Russell Teagarden, a former senior vice president of the National Organisation for Rare Disorders and now a consultant to drug companies, thinks some pricing pressure may be imminent as rare-disease drugs get lumped in with other high-priced medicines. “There probably is a growing comfort with payers starting to [try to control] costs for rare diseases,” Teagarden says.
Given the possibility of price pressure, some of BioMarin’s next bets look risky. It is, for instance, developing a drug for children with achondroplasia, a leading cause of dwarfism. People with achondroplasia are smaller and have some skeletal problems, but unlike those with MPS, they have life expectancies that are almost normal. Bienaimé acknowledges that the drug will command a comparatively lower price.

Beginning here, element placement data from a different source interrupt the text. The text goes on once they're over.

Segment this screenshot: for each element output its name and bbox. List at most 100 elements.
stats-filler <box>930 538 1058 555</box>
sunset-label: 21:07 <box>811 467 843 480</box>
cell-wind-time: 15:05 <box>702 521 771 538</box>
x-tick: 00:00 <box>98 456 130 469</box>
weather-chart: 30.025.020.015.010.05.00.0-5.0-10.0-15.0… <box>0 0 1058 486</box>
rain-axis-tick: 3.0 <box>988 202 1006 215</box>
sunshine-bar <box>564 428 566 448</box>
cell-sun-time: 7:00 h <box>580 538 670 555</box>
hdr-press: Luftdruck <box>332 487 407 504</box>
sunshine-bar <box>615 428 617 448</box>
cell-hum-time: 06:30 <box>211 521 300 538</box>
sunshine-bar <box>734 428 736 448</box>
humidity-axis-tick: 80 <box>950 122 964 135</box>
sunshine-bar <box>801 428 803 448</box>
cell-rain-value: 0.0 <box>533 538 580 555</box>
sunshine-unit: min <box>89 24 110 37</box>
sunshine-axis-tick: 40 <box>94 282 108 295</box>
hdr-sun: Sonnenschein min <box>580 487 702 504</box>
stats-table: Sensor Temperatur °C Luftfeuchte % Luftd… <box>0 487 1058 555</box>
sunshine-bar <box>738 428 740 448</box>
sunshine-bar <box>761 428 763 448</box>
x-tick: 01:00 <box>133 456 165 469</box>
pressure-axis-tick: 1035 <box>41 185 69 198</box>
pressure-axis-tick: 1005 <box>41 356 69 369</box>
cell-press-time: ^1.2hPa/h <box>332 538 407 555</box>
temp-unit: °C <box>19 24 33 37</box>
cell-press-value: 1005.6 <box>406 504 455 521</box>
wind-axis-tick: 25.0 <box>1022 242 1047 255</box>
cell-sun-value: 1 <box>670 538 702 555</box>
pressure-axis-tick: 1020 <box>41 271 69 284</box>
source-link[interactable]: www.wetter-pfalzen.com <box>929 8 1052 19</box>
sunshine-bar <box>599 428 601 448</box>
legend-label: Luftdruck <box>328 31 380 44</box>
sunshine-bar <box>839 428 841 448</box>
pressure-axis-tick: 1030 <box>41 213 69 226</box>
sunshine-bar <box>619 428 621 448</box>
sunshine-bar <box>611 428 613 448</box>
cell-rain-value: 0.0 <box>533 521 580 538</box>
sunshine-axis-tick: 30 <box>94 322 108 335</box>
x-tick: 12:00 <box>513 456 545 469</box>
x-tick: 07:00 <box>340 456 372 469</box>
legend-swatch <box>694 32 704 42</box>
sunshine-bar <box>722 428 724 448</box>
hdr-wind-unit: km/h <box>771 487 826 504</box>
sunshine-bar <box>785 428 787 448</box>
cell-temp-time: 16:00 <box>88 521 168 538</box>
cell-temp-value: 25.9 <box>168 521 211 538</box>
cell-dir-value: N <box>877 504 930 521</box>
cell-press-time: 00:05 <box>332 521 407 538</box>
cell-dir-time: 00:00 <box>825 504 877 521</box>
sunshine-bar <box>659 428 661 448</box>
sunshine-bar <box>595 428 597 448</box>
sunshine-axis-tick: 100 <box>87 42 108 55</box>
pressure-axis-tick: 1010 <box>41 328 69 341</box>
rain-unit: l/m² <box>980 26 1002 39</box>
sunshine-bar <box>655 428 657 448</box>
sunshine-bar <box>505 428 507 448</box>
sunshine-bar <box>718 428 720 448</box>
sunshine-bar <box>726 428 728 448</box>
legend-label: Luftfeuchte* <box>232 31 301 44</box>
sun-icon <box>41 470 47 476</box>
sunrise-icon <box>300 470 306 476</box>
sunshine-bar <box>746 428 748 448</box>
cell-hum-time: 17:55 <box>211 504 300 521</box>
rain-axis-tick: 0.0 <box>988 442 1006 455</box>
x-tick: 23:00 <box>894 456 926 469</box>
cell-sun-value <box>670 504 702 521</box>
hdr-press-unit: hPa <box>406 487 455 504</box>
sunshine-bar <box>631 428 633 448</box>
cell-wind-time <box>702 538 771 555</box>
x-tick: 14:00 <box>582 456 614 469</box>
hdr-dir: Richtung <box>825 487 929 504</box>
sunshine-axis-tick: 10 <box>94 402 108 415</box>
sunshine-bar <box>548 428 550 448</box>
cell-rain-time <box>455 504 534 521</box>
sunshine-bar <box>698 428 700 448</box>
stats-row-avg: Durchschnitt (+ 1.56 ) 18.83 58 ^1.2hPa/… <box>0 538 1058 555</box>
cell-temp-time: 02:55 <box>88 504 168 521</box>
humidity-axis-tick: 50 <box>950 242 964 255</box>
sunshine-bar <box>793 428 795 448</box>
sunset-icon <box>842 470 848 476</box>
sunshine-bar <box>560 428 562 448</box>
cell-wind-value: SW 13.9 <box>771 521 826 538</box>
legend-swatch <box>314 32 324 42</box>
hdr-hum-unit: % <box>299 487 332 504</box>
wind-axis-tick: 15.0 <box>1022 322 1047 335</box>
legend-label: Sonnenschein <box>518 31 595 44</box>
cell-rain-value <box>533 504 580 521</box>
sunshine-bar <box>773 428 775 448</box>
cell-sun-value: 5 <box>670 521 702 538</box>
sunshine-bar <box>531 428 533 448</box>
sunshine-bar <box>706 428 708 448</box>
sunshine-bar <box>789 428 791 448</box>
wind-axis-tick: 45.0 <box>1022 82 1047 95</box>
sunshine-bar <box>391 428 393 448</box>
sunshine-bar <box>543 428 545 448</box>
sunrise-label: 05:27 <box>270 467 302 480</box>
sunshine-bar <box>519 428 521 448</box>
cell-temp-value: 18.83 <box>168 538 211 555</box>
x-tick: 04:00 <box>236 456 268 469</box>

Recent years have brought distractions. In February 2010, BioMarin spent $20 million on an experimental cancer medicine—a stretch for a rare-disease company.

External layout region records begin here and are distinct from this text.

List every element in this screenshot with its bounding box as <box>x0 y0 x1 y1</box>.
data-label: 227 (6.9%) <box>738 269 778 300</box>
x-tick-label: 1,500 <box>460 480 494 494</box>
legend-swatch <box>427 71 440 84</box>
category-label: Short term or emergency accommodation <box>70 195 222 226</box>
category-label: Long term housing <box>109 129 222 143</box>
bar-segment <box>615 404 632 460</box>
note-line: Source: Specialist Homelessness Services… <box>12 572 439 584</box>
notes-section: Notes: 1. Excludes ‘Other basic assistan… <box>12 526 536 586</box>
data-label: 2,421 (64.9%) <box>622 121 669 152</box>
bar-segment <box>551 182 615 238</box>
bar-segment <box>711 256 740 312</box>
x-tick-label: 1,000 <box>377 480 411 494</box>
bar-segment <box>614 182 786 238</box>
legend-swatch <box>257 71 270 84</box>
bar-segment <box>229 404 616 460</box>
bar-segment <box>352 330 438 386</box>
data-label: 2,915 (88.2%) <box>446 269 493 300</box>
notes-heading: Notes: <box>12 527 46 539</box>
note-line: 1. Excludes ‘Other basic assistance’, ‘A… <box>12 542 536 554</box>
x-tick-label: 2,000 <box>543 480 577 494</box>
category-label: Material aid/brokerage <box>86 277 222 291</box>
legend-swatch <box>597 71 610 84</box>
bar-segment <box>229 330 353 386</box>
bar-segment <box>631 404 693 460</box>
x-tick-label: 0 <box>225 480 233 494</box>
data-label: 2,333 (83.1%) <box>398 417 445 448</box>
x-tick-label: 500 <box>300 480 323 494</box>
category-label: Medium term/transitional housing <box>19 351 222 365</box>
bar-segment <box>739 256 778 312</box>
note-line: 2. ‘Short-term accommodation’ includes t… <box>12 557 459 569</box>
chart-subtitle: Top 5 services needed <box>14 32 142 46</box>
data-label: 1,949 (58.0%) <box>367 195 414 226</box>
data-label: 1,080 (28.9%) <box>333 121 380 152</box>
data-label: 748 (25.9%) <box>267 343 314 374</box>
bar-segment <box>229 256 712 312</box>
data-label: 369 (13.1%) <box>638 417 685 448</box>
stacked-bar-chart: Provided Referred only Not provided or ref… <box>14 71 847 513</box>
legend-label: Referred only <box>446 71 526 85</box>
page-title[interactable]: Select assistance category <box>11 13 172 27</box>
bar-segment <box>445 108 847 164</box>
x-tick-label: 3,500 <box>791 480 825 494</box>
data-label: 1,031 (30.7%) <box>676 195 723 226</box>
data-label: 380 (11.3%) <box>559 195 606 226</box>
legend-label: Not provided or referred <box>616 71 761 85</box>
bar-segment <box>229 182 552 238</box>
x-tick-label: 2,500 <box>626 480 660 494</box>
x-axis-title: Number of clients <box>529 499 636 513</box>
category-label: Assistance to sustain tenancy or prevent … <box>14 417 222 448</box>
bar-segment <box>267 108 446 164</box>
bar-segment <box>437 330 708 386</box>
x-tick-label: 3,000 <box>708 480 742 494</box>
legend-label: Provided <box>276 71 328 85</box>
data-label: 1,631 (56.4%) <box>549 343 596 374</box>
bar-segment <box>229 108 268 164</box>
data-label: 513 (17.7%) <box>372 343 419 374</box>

It invested $100 million in the drug before changing focus and selling the drug to Medivation for $410 million and a royalty. Along the way the company got into a PR flap when a woman dying of ovarian cancer ran a social media campaign to get access to the drug. BioMarin, like most drug companies, does not give drugs to any patient who asks, both because of the cost of manufacturing the drug and the risk that bad results will hurt the drug’s chances of approval.
There was also an outright mistake: Spending $600 million to buy Kyndrisa, a treatment for muscular dystrophy, developed by a tiny biotech in Leiden, The Netherlands called Prosensa.

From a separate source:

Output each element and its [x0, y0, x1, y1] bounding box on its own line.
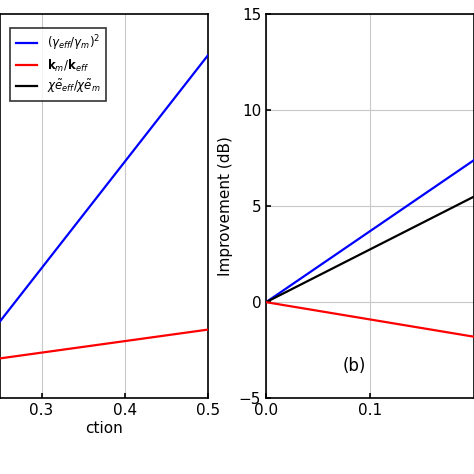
X-axis label: ction: ction	[85, 421, 123, 436]
Legend: $(\gamma_{eff}/\gamma_m)^2$, $\mathbf{k}_m/\mathbf{k}_{eff}$, $\chi\tilde{e}_{ef: $(\gamma_{eff}/\gamma_m)^2$, $\mathbf{k}…	[10, 28, 106, 101]
Y-axis label: Improvement (dB): Improvement (dB)	[219, 136, 233, 276]
Text: (b): (b)	[343, 356, 366, 374]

The drug seemed to help children with the terrible degenerative disease in an early trial but failed in a larger one. Bienaimé was preternaturally confident, telling investors he knew what he was doing and attacking a rival medicine from Sarepta, another small biotech. But both the Food and Drug Administration and European regulators rejected the drug, despite impassioned pleas from patient advocates.
“It’s true that I was very positive on Kyndrisa,” Bienaimé says.
“The Food and Drug Administration asked us to file. We had priority review, breakthrough designation. We had everything. The signals were very positive. So they do all that, and then they tell you your data were garbage.” He laughs. “Call it a mistake—fine.”
Investors, meanwhile, were getting sick of the company raking in revenue but showing no profit. Bienaimé listened and took cost-cutting measures, including stopping the cancer effort and a second rare-disease programme. BioMarin has previously recorded a profit as a result of asset sales but predicts its continuing operations will turn cash-flow-positive next year.
The most tantalising prospect is something BioMarin licensed from University College London and St Jude Children’s Research Hospital: A treatment for haemophilia. It is a gene therapy in which a virus deposits a gene in patients’ liver cells that produces a protein missing in the most common type of haemophilia. In a small clinical trial only a few months long, the treatment seems to return patients’ protein levels to almost normal. “It really is amazing. It’s just a wonderful time,” says Timothy Nichols, a haemophilia expert at the UNC School of Medicine who is not paid by BioMarin.
But Bienaimé is also facing a challenge that often causes biotech innovation to stall: Success and the size that comes with it. His 200-person startup has turned into a 2,300-person pharmaceutical company. He says it won’t happen to his company.
“I said I wanted to manage a big company,” he shrugs. “So now it is a big company.”